Estimation of the Percentage of US Patients With Cancer Who Benefit From Genome-Driven Oncology

Abstract

Importance: To date, the benefit of genome-driven cancer therapy has not been quantified.

Objective: We sought to estimate the annual percentage of patients in the United States with advanced or metastatic cancer who could be eligible for and benefit from US Food and Drug Administration (FDA)-approved genome-driven therapy from 2006 to 2018.

Design, setting, and participants: Retrospective cross-sectional study using publically available data of (1) demographic characteristics of patients with advanced or metastatic cancer; (2) FDA data on cancer drugs approved from January 2006 through January 2018; (3) measures of response and duration of response from drug labels; and (4) published reports estimating the frequency of various genomic aberrations used to estimate what percentage of patients would have been eligible for and would have benefited from genome-driven therapy during the studied period.

Main outcomes and measures: Estimated percentage of US patients with cancer eligible for and benefiting from genome-targeted and genome-informed therapy by year, response rate of genome-informed indications, and duration of response.

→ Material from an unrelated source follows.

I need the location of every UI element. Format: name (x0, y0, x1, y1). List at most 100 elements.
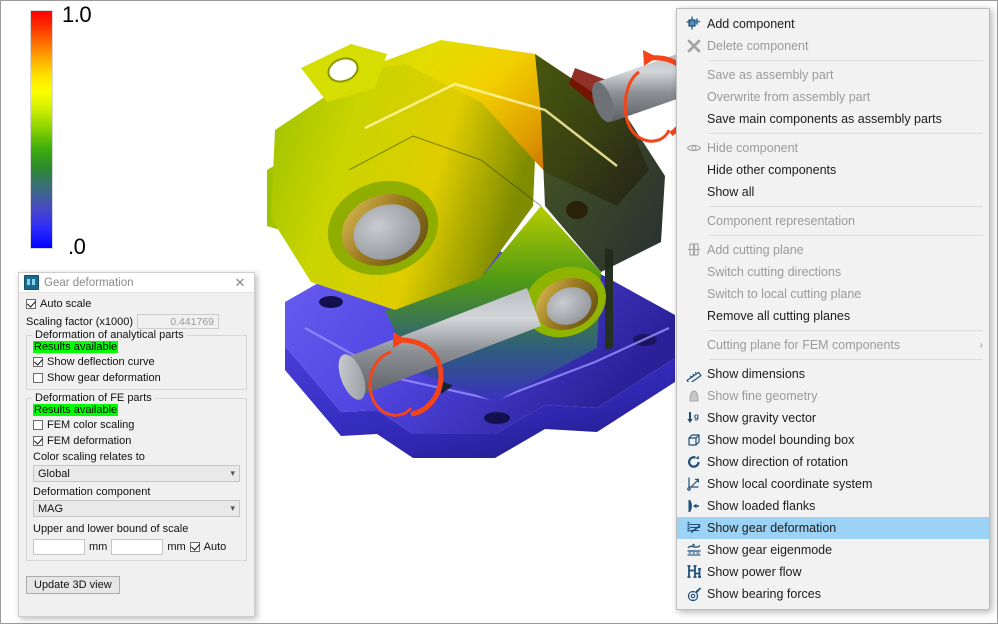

Results: A total of 31 drugs with 38 FDA-approved indications met our inclusion criteria for genome-targeted or genome-informed therapy from January 1, 2006, through January 31, 2018. The estimated number of patients eligible for genome-targeted therapy in 2006 was 28 729 of a total 564 830 patients with metastatic cancer, or 5.09% (95% CI, 5.03%-5.14%). By 2018, this number had increased to 50 811 of 609 640, or 8.33% (95% CI, 8.26%-8.40%). For genome-informed therapy in 2006, the eligible number of patients was 59 301 of 564 830, or 10.50% (95% CI, 10.42%-10.58%). In 2018, genome-informed treatment could be offered to 94 157 of 609 640, or 15.44% (95% CI, 15.35%-15.53%) of patients with metastatic cancer. The percentage of patients with cancer estimated to benefit from genome-targeted therapy in 2006 was 0.70% (95% CI, 0.68%-0.72%), and in 2018, it had increased to 4.90% (95% CI, 4.85%-4.95%). For genome-informed treatment in 2006, the percentage estimated to benefit was 1.31% (95% CI, 1.28%-1.34%), and in 2018, it had increased to 6.62% (95% CI, 6.56%-6.68%). The median overall response rate for all genome-informed drugs through January 2018 was 54%, and the median duration of response was 29.5 months.

Conclusions and relevance: Although the number of patients eligible for genome-driven treatment has increased over time, these drugs have helped a minority of patients with advanced cancer. To accelerate progress in precision oncology, novel trial designs of genomic therapies should be developed, and broad portfolios of drug development, including immunotherapeutic and cytotoxic approaches, should be pursued.

Figure 1.. Estimated US Patient Eligibility and Benefit From Genomically Targeted Benefit, 2018

Figure 2.. Estimated Responses of US Patients to Genomically Informed Drug Treatment, 2006-2018

ALK indicates anaplastic lymphoma kinase gene; ALL, acute lymphoblastic leukemia; AML, acute myeloid leukemia; BRAF, B-raf gene; BRCA, breast cancer gene; CLL, chronic lymphocytic leukemia; CML, chronic myeloid leukemia; EGFR, epidermal growth factor receptor gene; FLT3, Fms-like tyrosine kinase receptor 3 gene; GI, genome informed; GIST, gastrointestinal stromal tumor; GT, genome targeted; ERBB2/HER2, human epidermal growth factor receptor 2 gene; IDH2, isocitrate dehydrogenase 2 gene; KRAS WT, K-Ras wild-type gene; MSI-high, high microsatellite instability; NSCLC, non–small cell lung cancer; Ph+, Philadelphia chromosome positive; ROS1, c-ros oncogene 1. ^aWhen median duration of response was not reported or not reached, we assumed 80 months.